Görevli Mahkeme: Maddenin 1. ve 2.fıkralarındaki suçlara bakma görevi sulh ceza mahkemesine, 4.fıkradaki nitelikli halde ise asliye ceza mahkemesine aittir (5235 s.K. 10-ll.md.).

Suçun Yaptırımı: 1.fıkradaki suçun yaptırımı altı aydan iki yıla kadar hapis, 2.fıkradaki suçun yaptırımı altı aydan bir yıla kadar hapis veya adli para cezasıdır. 116/4.fıkradaki nitelikli unsurların varlığı halinde suçun yaptırımı ise bir yıldan üç yıla kadar hapis cezasıdır. 119/1 .fıkrada yer alan nitelikli hallerden birinin veya birkaçının varlığı halinde temel ceza bu nedenle bir kat (bir defa olmak üzere) artırılacaktır. Birden fazla nitelikli halin 61.madde uyarınca temel cezanın belirlenmesi sırasında teşdit nedeni olarak gözetilmesi gerekir.

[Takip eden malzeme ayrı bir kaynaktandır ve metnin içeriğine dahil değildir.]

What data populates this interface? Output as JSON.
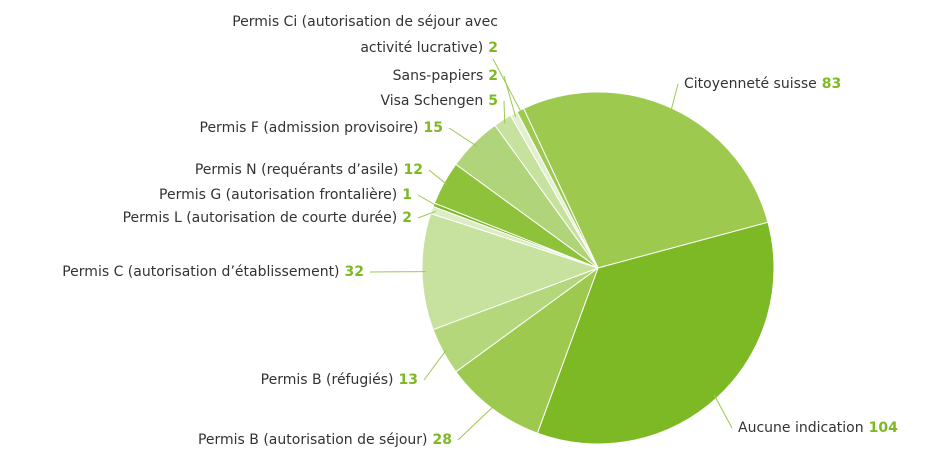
{
  "chart_data": {
    "type": "pie",
    "categories": [
      "Citoyenneté suisse",
      "Aucune indication",
      "Permis B (autorisation de séjour)",
      "Permis B (réfugiés)",
      "Permis C (autorisation d’établissement)",
      "Permis L (autorisation de courte durée)",
      "Permis G (autorisation frontalière)",
      "Permis N (requérants d’asile)",
      "Permis F (admission provisoire)",
      "Visa Schengen",
      "Sans-papiers",
      "Permis Ci (autorisation de séjour avec activité lucrative)"
    ],
    "values": [
      83,
      104,
      28,
      13,
      32,
      2,
      1,
      12,
      15,
      5,
      2,
      2
    ],
    "colors": [
      "#9dc94f",
      "#7db924",
      "#9dc94f",
      "#b5d77b",
      "#c7e29e",
      "#dcecc4",
      "#7db924",
      "#8ec23a",
      "#b0d47a",
      "#c7e29e",
      "#e3f0cf",
      "#9dc94f"
    ]
  }
}
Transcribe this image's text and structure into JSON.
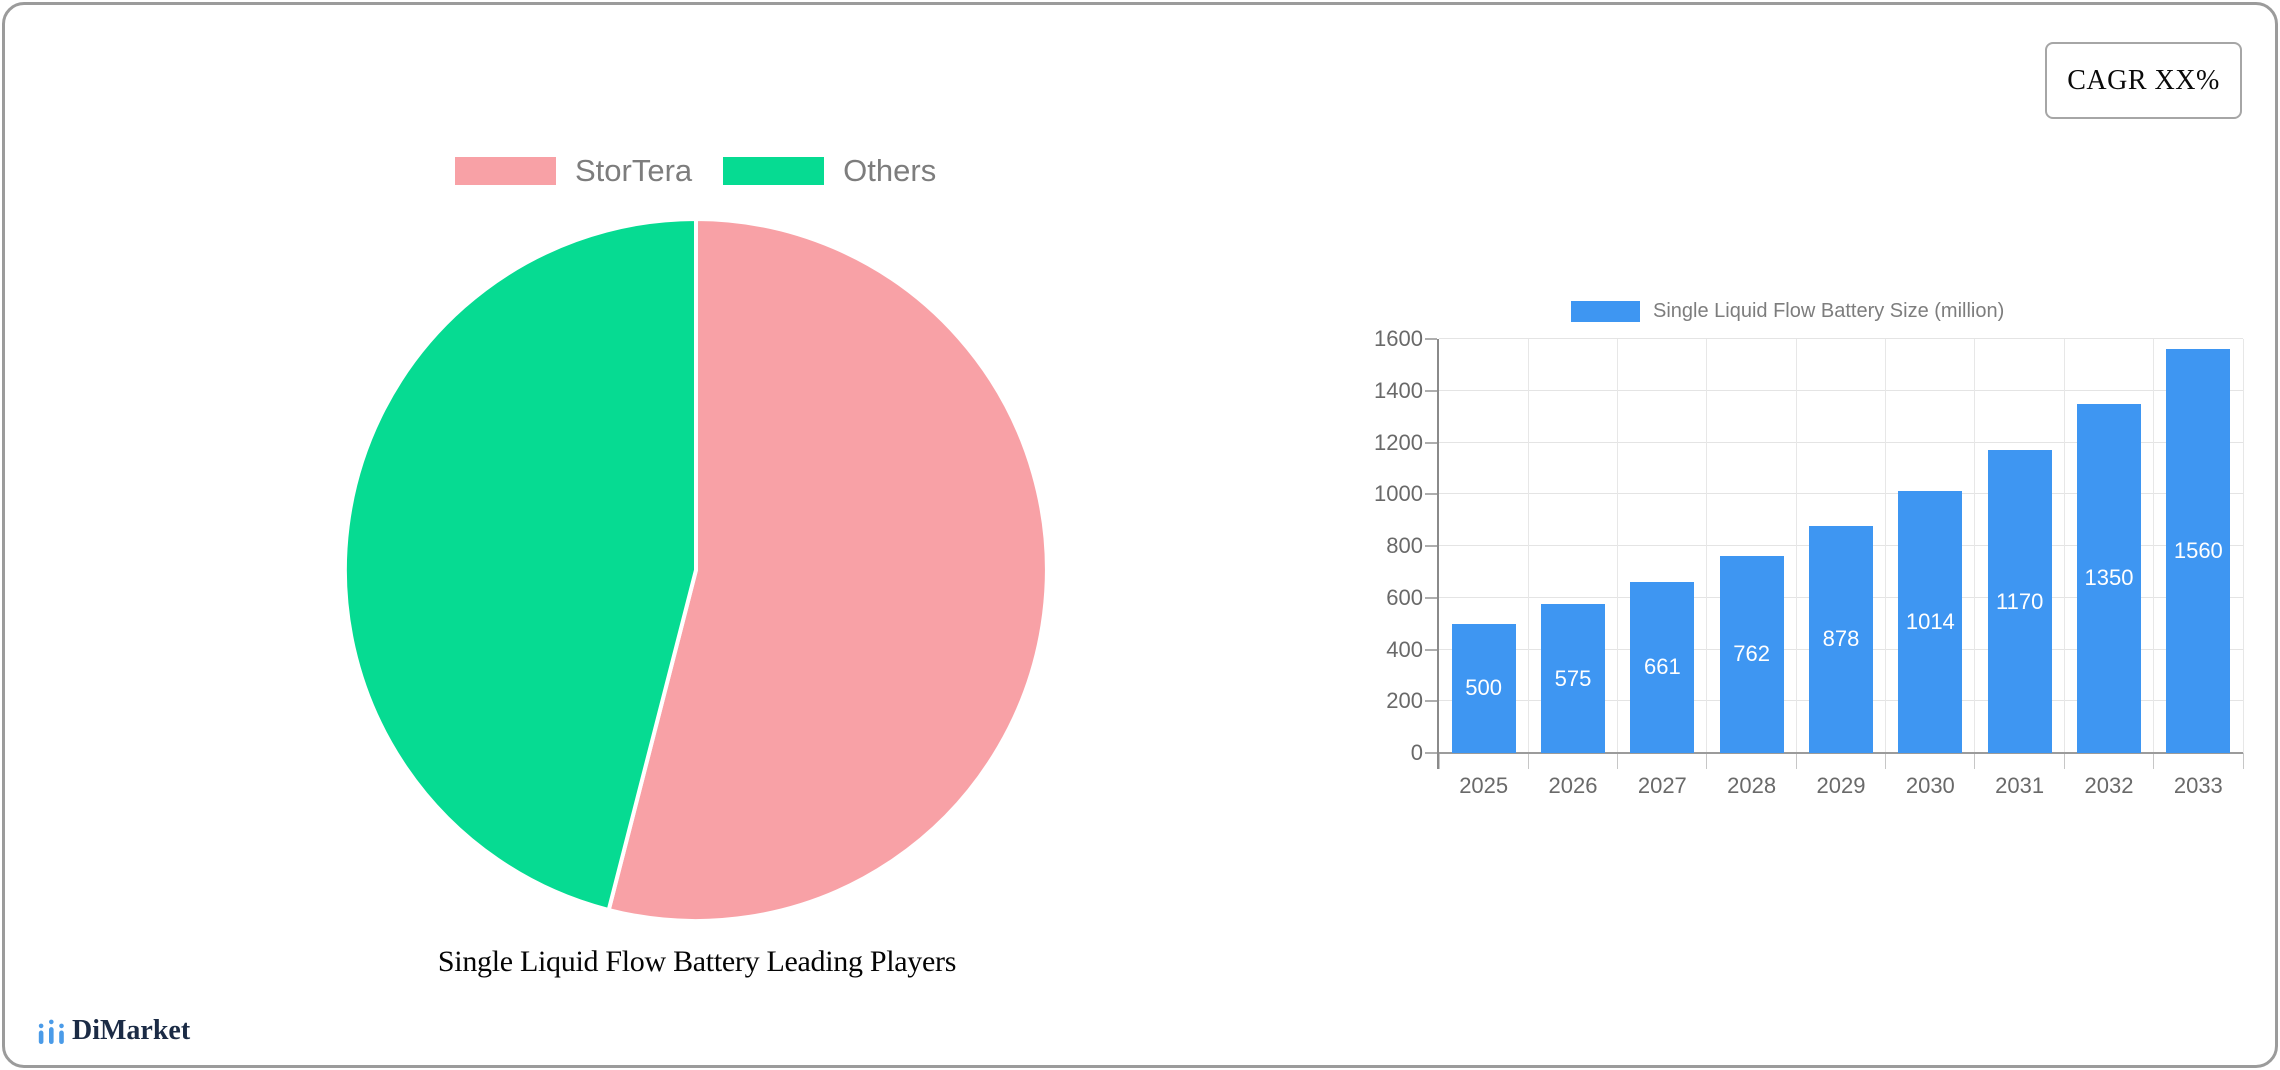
{
  "cagr": {
    "label": "CAGR XX%"
  },
  "logo": {
    "text": "DiMarket",
    "icon": "bar-chart-icon",
    "icon_color": "#4a9be8",
    "text_color": "#1b2b45"
  },
  "chart_data": [
    {
      "type": "pie",
      "title": "Single Liquid Flow Battery Leading Players",
      "labels": [
        "StorTera",
        "Others"
      ],
      "values": [
        54,
        46
      ],
      "colors": [
        "#f8a1a6",
        "#06db92"
      ],
      "slice_border_color": "#ffffff",
      "legend_position": "top",
      "legend_text_color": "#7d7d7d"
    },
    {
      "type": "bar",
      "legend": "Single Liquid Flow Battery Size (million)",
      "categories": [
        "2025",
        "2026",
        "2027",
        "2028",
        "2029",
        "2030",
        "2031",
        "2032",
        "2033"
      ],
      "values": [
        500,
        575,
        661,
        762,
        878,
        1014,
        1170,
        1350,
        1560
      ],
      "ylim": [
        0,
        1600
      ],
      "ytick_step": 200,
      "bar_color": "#3e96f2",
      "value_label_color": "#ffffff",
      "axis_text_color": "#696969",
      "grid": true,
      "legend_position": "top"
    }
  ]
}
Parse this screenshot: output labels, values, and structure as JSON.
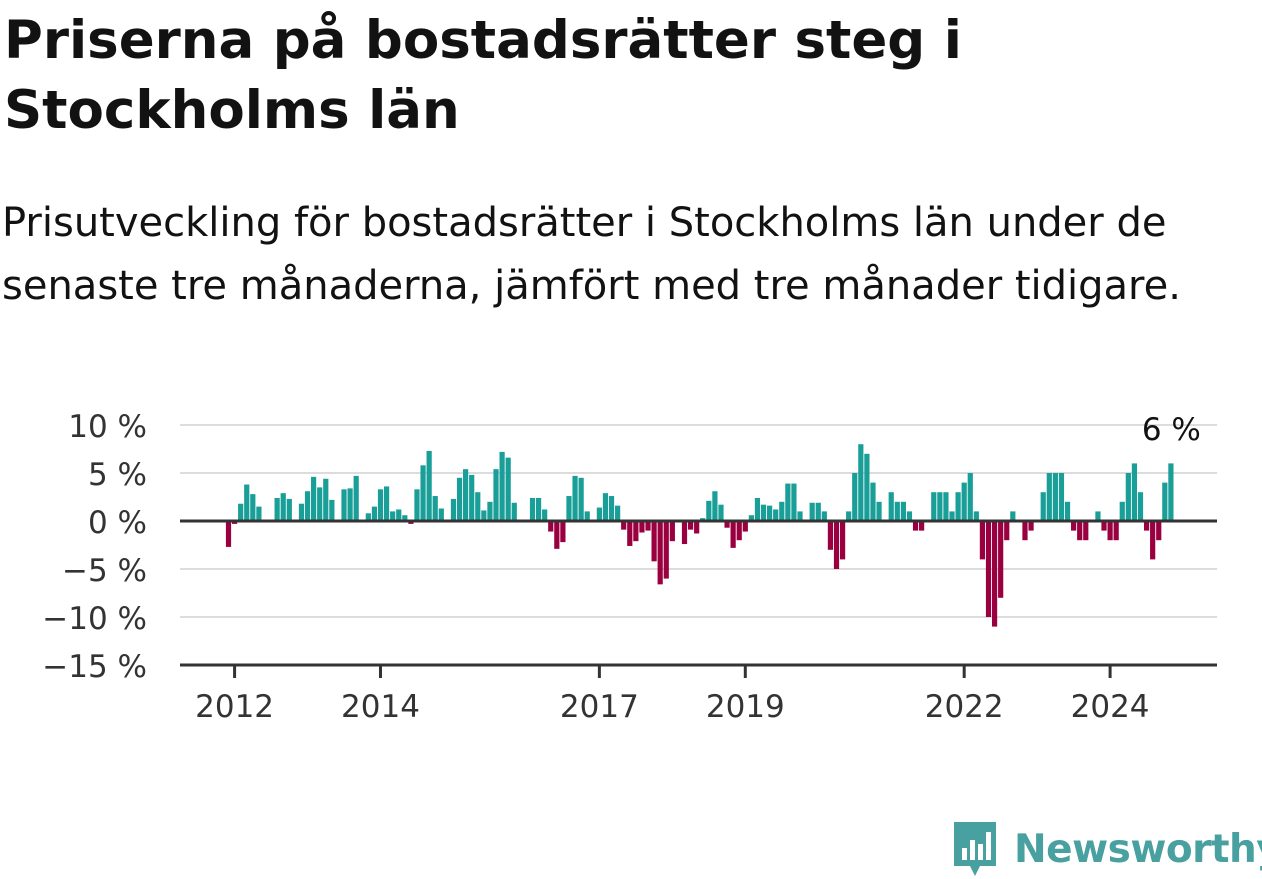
{
  "title": "Priserna på bostadsrätter steg i Stockholms län",
  "subtitle": "Prisutveckling för bostadsrätter i Stockholms län under de senaste tre månaderna, jämfört med tre månader tidigare.",
  "logo": {
    "icon": "newsworthy-logo-icon",
    "text": "Newsworthy"
  },
  "colors": {
    "positive": "#1a9e98",
    "negative": "#9a0040",
    "grid": "#dcdcdc",
    "axis": "#333333",
    "logo": "#48a0a0"
  },
  "chart_data": {
    "type": "bar",
    "x_start": "2011-12",
    "x_tick_labels": [
      "2012",
      "2014",
      "2017",
      "2019",
      "2022",
      "2024"
    ],
    "y_tick_labels": [
      "10 %",
      "5 %",
      "0 %",
      "−5 %",
      "−10 %",
      "−15 %"
    ],
    "y_ticks": [
      10,
      5,
      0,
      -5,
      -10,
      -15
    ],
    "ylim": [
      -15,
      10
    ],
    "unit": "%",
    "annotation": "6 %",
    "grid": true,
    "values": [
      -2.7,
      -0.3,
      1.8,
      3.8,
      2.8,
      1.5,
      0,
      0,
      2.4,
      2.9,
      2.3,
      0,
      1.8,
      3.1,
      4.6,
      3.5,
      4.4,
      2.2,
      0,
      3.3,
      3.4,
      4.7,
      0,
      0.8,
      1.5,
      3.3,
      3.6,
      1.0,
      1.2,
      0.6,
      -0.3,
      3.3,
      5.8,
      7.3,
      2.6,
      1.3,
      0,
      2.3,
      4.5,
      5.4,
      4.8,
      3.0,
      1.1,
      2.0,
      5.4,
      7.2,
      6.6,
      1.9,
      0,
      0,
      2.4,
      2.4,
      1.2,
      -1.1,
      -2.9,
      -2.2,
      2.6,
      4.7,
      4.5,
      1.0,
      0,
      1.4,
      2.9,
      2.6,
      1.6,
      -0.9,
      -2.6,
      -2.1,
      -1.2,
      -1.0,
      -4.2,
      -6.6,
      -6.0,
      -2.1,
      0,
      -2.4,
      -0.9,
      -1.3,
      0.3,
      2.1,
      3.1,
      1.7,
      -0.7,
      -2.8,
      -2.0,
      -1.1,
      0.6,
      2.4,
      1.7,
      1.6,
      1.2,
      2.0,
      3.9,
      3.9,
      1.0,
      0,
      1.9,
      1.9,
      1.0,
      -3.0,
      -5.0,
      -4.0,
      1.0,
      5.0,
      8.0,
      7.0,
      4.0,
      2.0,
      0,
      3.0,
      2.0,
      2.0,
      1.0,
      -1.0,
      -1.0,
      0,
      3.0,
      3.0,
      3.0,
      1.0,
      3.0,
      4.0,
      5.0,
      1.0,
      -4.0,
      -10.0,
      -11.0,
      -8.0,
      -2.0,
      1.0,
      0,
      -2.0,
      -1.0,
      0,
      3.0,
      5.0,
      5.0,
      5.0,
      2.0,
      -1.0,
      -2.0,
      -2.0,
      0,
      1.0,
      -1.0,
      -2.0,
      -2.0,
      2.0,
      5.0,
      6.0,
      3.0,
      -1.0,
      -4.0,
      -2.0,
      4.0,
      6.0
    ]
  }
}
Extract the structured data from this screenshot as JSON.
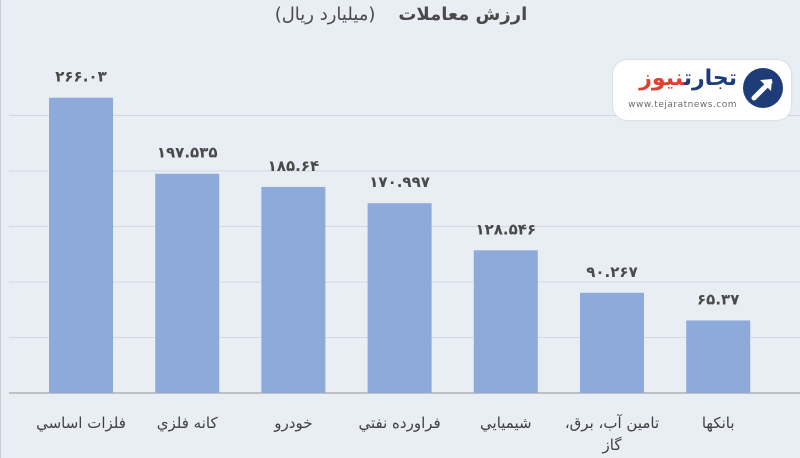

Dava Zamanaşımı: Bu suçların dava zamanaşımı süresi 66/1-e bendi uyarınca sekiz yıldır. Ancak 116/4.fıkrada yer alan nitelikli unsurların yanı sıra 119/1. fıkradaki nitelikli hallerin de birlikte uygulanması halinde 66/3.fıkra hükmü uyarınca dava zamanaşımı 66/1-d bendi gereğince onbeş yıllık süreye tabi olacaktır.